Mike Matson, Lead of Med Tech and Diagnostics Equity Research Team, Needham: Okay. Got it. And then just on the so the CGuardians two trial, that's for the TCAR system delivery system with the stent. Is that correct?

Martin Slossman, CEO, InspireMD: That's correct.

Mike Matson, Lead of Med Tech and Diagnostics Equity Research Team, Needham: 27 approval.

Martin Slossman, CEO, InspireMD: We're twenty twenty, 20 six approval. So we're enrolling in that trial. FDA approved that trial for enrollment. It's using our CGuard in combination with the EnRoute neuroprotection system. We're studying 50 patients, and it will be, a a supplement filed as a supplement post approval on our long shaft cast system.

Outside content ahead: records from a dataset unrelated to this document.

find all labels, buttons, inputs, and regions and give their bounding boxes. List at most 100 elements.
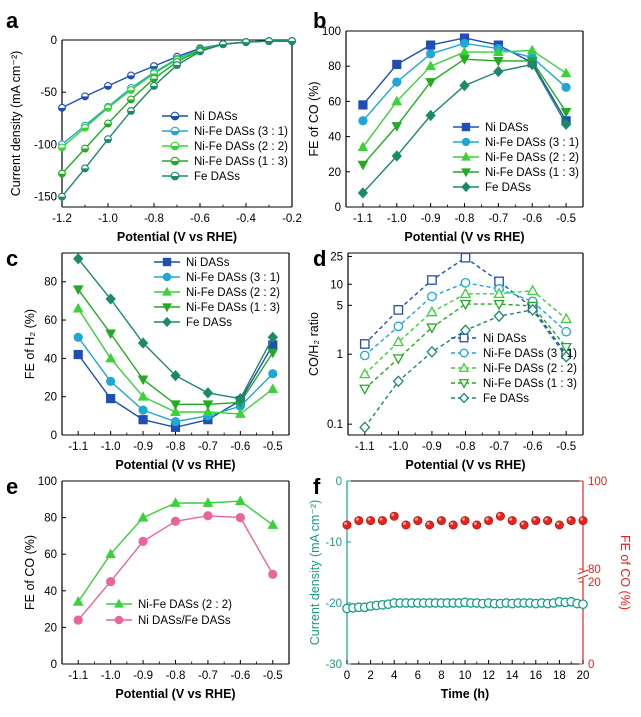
data-point-shine: [450, 522, 454, 526]
data-point: [392, 354, 405, 365]
y-tick-label: 80: [328, 61, 341, 73]
x-tick-label: -0.5: [263, 670, 283, 682]
data-point: [560, 107, 572, 118]
legend-marker-fill: [171, 131, 179, 135]
legend: Ni DASs Ni-Fe DASs (3 : 1) Ni-Fe DASs (2 :…: [453, 122, 579, 194]
data-point: [531, 516, 541, 526]
data-point: [436, 516, 446, 526]
data-point: [401, 520, 411, 530]
data-point-shine: [403, 522, 406, 526]
data-point: [527, 58, 538, 71]
x-tick-label: -1.0: [101, 670, 121, 682]
data-point: [392, 77, 402, 87]
x-tick-label: -0.5: [556, 441, 576, 453]
y-axis-label: FE of CO (%): [307, 81, 321, 156]
data-point-fill: [104, 107, 112, 112]
data-point: [106, 393, 116, 404]
x-tick-label: 14: [506, 670, 519, 682]
data-point: [484, 516, 494, 526]
data-point-shine: [485, 517, 489, 521]
data-point: [202, 497, 214, 507]
data-point-shine: [344, 522, 347, 526]
y-tick-label: 5: [337, 300, 343, 312]
data-point: [359, 421, 371, 434]
y-axis-label: FE of CO (%): [23, 535, 37, 610]
x-axis-label: Potential (V vs RHE): [117, 230, 237, 244]
data-point-fill: [81, 127, 89, 132]
data-point: [413, 516, 423, 526]
data-point: [358, 116, 368, 126]
data-point: [170, 416, 181, 427]
data-point-shine: [544, 517, 548, 521]
data-point: [359, 384, 371, 396]
panel-b: b -1.1 -1.0 -0.9 -0.8 -0.7 -0.6 -0.5 0 20 40 60 80 10…: [307, 8, 584, 244]
x-tick-label: -1.1: [353, 213, 373, 225]
legend: Ni DASs Ni-Fe DASs (3 : 1) Ni-Fe DASs (2 :…: [162, 111, 288, 183]
data-point: [459, 287, 472, 299]
data-point: [105, 329, 116, 340]
data-point: [561, 326, 572, 337]
data-point: [267, 519, 279, 529]
data-point: [170, 406, 181, 416]
legend-label: Ni-Fe DASs (1 : 3): [186, 302, 280, 314]
y-right-tick-label: 80: [588, 564, 601, 576]
legend-marker: [461, 122, 471, 132]
data-point-fill: [58, 107, 66, 112]
y-tick-label: 0: [51, 430, 57, 442]
legend-label: Fe DASs: [483, 393, 529, 405]
panel-label-c: c: [6, 246, 18, 271]
data-point-shine: [367, 517, 371, 521]
y-tick-label: 60: [44, 315, 57, 327]
data-point: [427, 275, 437, 285]
data-point: [527, 303, 539, 316]
y-tick-label: 0: [51, 35, 57, 47]
y-right-tick-label: 100: [588, 476, 607, 488]
data-point: [526, 44, 538, 55]
data-point: [560, 67, 572, 78]
data-point-fill: [104, 139, 112, 143]
legend-marker-fill: [171, 146, 179, 150]
data-point-shine: [532, 517, 536, 521]
data-point-fill: [127, 75, 135, 79]
panel-label-f: f: [313, 474, 321, 499]
legend-label: Ni DASs/Fe DASs: [138, 615, 231, 627]
data-point-fill: [150, 78, 158, 83]
x-tick-label: -0.4: [236, 213, 256, 225]
data-point: [460, 252, 471, 263]
x-axis-label: Potential (V vs RHE): [115, 687, 235, 701]
data-point: [105, 293, 116, 305]
data-point-fill: [127, 99, 135, 103]
legend-label: Fe DASs: [485, 182, 531, 194]
x-tick-label: 2: [367, 670, 373, 682]
legend-marker: [162, 303, 172, 313]
data-point: [392, 59, 402, 70]
legend-label: Ni-Fe DASs (3 : 1): [485, 137, 579, 149]
data-point-shine: [580, 517, 584, 521]
y-tick-label: -100: [34, 139, 57, 151]
legend-marker: [458, 392, 470, 404]
panel-label-b: b: [313, 8, 326, 33]
panel-label-d: d: [313, 246, 326, 271]
x-tick-label: 6: [415, 670, 421, 682]
data-point: [170, 369, 181, 382]
legend-label: Ni-Fe DASs (2 : 2): [485, 152, 579, 164]
x-tick-label: 16: [529, 670, 542, 682]
data-point: [377, 516, 387, 526]
series-0: [72, 495, 279, 606]
data-point: [519, 520, 529, 530]
data-point: [493, 287, 505, 299]
x-axis-label: Potential (V vs RHE): [405, 458, 525, 472]
data-point: [357, 160, 369, 171]
data-point-shine: [473, 522, 477, 526]
data-point: [267, 383, 279, 393]
x-tick-label: 0: [344, 670, 350, 682]
data-point-shine: [568, 517, 572, 521]
legend-marker: [458, 362, 470, 372]
legend-marker: [162, 272, 172, 282]
data-point: [560, 342, 572, 354]
data-point: [425, 78, 436, 88]
y-tick-label: 100: [322, 26, 341, 38]
x-tick-label: -0.6: [523, 441, 543, 453]
data-point: [73, 332, 83, 342]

So that's what we're enrolling now and working toward a first half, approval there for the, the the short shaft system to be used in in a TCAR procedure or to be able to be used. And then concurrent with that, CGuardians three is a five ten k studying our Switchgard neuroprotection system along with our short shaft stent to get five ten k approval or clearance in this particular case for our for our entire TCAR neuroprotection kit and system.

Mike Matson, Lead of Med Tech and Diagnostics Equity Research Team, Needham: Okay. Got it. And then just is there a pricing and or margin differential between CES and TCAR for you guys? I mean, do you have is it better for you to sell one versus the other? I know you probably just wanna provide whatever the customers want.

But

Martin Slossman, CEO, InspireMD: Yeah. Shane, you wanna you wanna grab that one as we think about the

Shane Gleason, Chief Commercial Officer, InspireMD: the pricing? Yeah. It's a good question, Mike. So what we see is the market is split of the stents being put in. It's split it's split pretty much dead on fifty fifty between CAS and TCAR, and, we don't we don't model that changing.

So, you know, one of the things we say frequently is we don't need to change anyone's politics or religion. If they prefer TCAR, we'll support that. If they prefer CAS, we'll support that. You you did notice that in the TCAR procedure, by the time Switchgard is on the market, we'll have two products to sell in that case, versus, the one product, to sell in the in the cast case where we will just have the stent, but not the neuroprotection system to sell. So you can see that associated with different market sizes here, where in the gray bar, the TCAR, a higher revenue opportunity from those cases because there's both a stent and a neuroprotection system to sell versus just a stent in the cast case.

Mike Matson, Lead of Med Tech and Diagnostics Equity Research Team, Needham: Yeah. Okay. Got it. Alright. Let me just make sure we don't have any questions from people.

Yeah. I don't see any. So I think we can wrap up there, but, thanks guys for coming and hopefully had some good meetings.

Martin Slossman, CEO, InspireMD: Great. Thanks, Mike. We really appreciate the opportunity. Look forward to a good day.

Shane Gleason, Chief Commercial Officer, InspireMD: Thanks so much.